Genome-wide identification of lncRNAs, miRNAs, mRNAs and their regulatory networks involved in tapping panel dryness in rubber tree (Hevea brasiliensis).

Noncoding RNAs (ncRNAs) play pivotal roles in various biological processes in plants. However, the role of ncRNAs in tapping panel dryness (TPD) of rubber tree (Hevea brasiliensis Muell. Arg.) is largely unknown. Here, the whole transcriptome analyses of bark tissues from healthy and TPD trees were performed to identify differentially expressed long ncRNAs (DELs), microRNAs/miRNAs (DEMs), genes (DEGs) and their regulatory networks involved in TPD. A total of 263 DELs, 174 DEMs and 1574 DEGs were identified in the bark of TPD tree compared with that of healthy tree.
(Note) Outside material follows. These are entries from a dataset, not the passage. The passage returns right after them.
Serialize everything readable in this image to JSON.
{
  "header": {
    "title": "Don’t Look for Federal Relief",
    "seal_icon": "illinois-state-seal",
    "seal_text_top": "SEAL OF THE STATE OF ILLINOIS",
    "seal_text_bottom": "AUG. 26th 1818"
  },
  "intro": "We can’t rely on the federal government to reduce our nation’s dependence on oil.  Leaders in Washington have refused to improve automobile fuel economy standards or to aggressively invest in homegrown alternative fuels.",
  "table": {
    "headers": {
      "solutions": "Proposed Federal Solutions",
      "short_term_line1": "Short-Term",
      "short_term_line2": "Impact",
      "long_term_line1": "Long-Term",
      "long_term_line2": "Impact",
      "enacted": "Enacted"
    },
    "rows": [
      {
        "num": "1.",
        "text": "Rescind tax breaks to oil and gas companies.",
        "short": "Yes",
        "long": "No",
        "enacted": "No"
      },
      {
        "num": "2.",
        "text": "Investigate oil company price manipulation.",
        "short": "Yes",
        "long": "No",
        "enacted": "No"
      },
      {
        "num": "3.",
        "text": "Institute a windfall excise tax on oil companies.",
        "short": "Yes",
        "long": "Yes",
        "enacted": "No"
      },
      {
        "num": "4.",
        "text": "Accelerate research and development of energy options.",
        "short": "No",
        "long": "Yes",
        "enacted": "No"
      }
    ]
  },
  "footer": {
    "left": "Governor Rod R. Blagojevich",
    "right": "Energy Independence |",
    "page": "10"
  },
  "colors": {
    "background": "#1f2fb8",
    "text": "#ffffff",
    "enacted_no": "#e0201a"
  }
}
Kyoto Encyclopedia of Genes and Genomes analysis revealed that most of the DEGs and targets of DELs and DEMs were mainly enriched in metabolic pathways, biosynthesis of secondary metabolites and plant hormone signal transduction. Additionally, the majority of DEGs and DELs related to rubber biosynthesis were downregulated in TPD trees. Furthermore, 98 DEGs and 44 DELs were targeted by 54 DEMs, 190 DEGs were identified as putative targets of 56 DELs, and 2 and 44 DELs were predicted as precursors and endogenous target mimics of 2 and 6 DEMs, respectively. Based on these, the DEL-DEM-DEG regulatory network involved in TPD was constructed, and 13 hub DELs, 3 hub DEMs and 2 hub DEGs were identified. The results provide novel insights into the regulatory roles of ncRNAs underlying TPD and lay a foundation for future functional characterization of long ncRNAs, miRNAs and genes involved in TPD in rubber tree.